Wuhan is the largest and most populous city in central China. This means it has excellent transport links connecting itself with the surrounding cities and Hubei’s many scenic spots. The province boasts a number of less-travelled and interesting attractions such as the Three Gorges Dam, Enshi Grand Canyon and Wudang Mountain, all of which are located just a short journey away from the city. Furthermore, the use of three main train stations and an international airport means that visitors to Wuhan have countless travel opportunities at their fingertips.
Nightfall in Wuhan by no means signals the end of play. Whether you choose to sip cocktails on a fifth floor rooftop, or sit on the roadside with a bottle of local beer, there is no excuse for hiding away in your accommodation. Grungy rock pubs, Belgian beer taverns and eloquent wine bars are all on the cards. For anyone seeking a more authentic experience of Chinese nightlife, the go-to option is karaoke. Fortunately Wuhan has a KTV joint on almost every corner, so grab a booth and join the singing.

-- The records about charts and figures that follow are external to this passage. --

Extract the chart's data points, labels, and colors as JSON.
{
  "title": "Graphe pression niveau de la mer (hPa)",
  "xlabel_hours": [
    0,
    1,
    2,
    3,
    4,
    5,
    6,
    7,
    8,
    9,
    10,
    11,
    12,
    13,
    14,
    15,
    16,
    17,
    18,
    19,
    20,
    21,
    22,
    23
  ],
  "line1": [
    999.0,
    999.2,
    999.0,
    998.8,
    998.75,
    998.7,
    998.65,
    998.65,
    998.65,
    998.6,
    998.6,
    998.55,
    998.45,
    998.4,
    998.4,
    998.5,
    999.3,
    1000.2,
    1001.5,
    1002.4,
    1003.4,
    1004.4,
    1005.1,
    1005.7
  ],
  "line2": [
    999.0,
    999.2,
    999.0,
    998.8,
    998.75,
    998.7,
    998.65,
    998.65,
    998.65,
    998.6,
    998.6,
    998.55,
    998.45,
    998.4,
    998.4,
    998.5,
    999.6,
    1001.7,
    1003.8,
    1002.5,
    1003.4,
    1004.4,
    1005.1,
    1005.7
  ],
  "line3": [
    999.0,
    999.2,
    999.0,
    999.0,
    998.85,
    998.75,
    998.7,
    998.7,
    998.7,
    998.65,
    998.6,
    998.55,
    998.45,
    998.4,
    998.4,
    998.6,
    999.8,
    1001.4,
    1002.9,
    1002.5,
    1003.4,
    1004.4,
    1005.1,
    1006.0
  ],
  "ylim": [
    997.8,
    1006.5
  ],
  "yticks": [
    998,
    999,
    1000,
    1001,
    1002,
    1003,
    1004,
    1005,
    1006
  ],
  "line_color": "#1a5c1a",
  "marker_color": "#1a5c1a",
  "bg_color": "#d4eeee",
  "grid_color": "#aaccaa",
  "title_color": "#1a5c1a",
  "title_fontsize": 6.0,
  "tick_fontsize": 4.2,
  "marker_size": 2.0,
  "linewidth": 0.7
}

Often dubbed the ‘City on Rivers’, Wuhan’s cultural identity is structured around its waterways. As well as being impressive to look at, the gushing brown waters of the Yangtze River once provided a vital role for Wuhan as an inland trading port. Take a local boat and sail between Wuhan’s old cities, or simply stand back and admire the architectural marvel of the Yangtze River Bridge. The impressive structure is famous because it connected rail travel between north and south China for the very first time.
Wuhan Art Gallery’s stunning Chinese watercolour paintings are just a snippet of what’s going on in Central China’s art scene. The city is now attracting more and more international exhibitions as they over-spill from Beijing and Shanghai. This is not surprising given Wuhan’s rich cultural heritage, romantic landscapes and arty areas such as Tan Hua Lin walking street. Areas like these are packed with bohemian stores and showcase some of Wuhan’s most crafty folk in action. Local artists can be spotted inside their stores selling their work.
Like in most populous Chinese cities, high-rise apartments are the go to choice of accommodation in Wuhan. Therefore public outdoor spaces are of paramount importance to cooped-up locals seeking fresh air. As a result Wuhan’s parks are somewhat of a spectacle; much more than a patch of grass and a couple of benches. The warm climate means that for the most of the year, these parks are akin to communal living areas where people meet to chat, drink tea, play games, practice Tai Chi and dance.
Many would argue that on a global scale, China as a whole remains very affordable. However, travellers on a budget would certainly agree that a week touring around Beijing or Shanghai stands to set you back a fair few Yuan. For those who’d choose hostels over hotels and street snacks over slap-up meals, Wuhan is a perfect collaboration of affordability and enjoy-ability. The city has everything the big guys have; the food, the nightlife, the shopping and the culture, but here it comes without the price tag.
Wuhan’s most charming trait is perhaps its motto: 武汉每天不一样. This popular slogan, which is plastered on walls and billboards citywide, directly translates to: “Wuhan, different every day”. The more time you spend in the city, the more applicable the catchphrase becomes. The skyline is dotted with the cranes working day and night to construct the city’s ever-changing landscape. It’s been a slow starter, but there is no doubt Wuhan is driving quickly towards becoming one of China’s most exciting cities.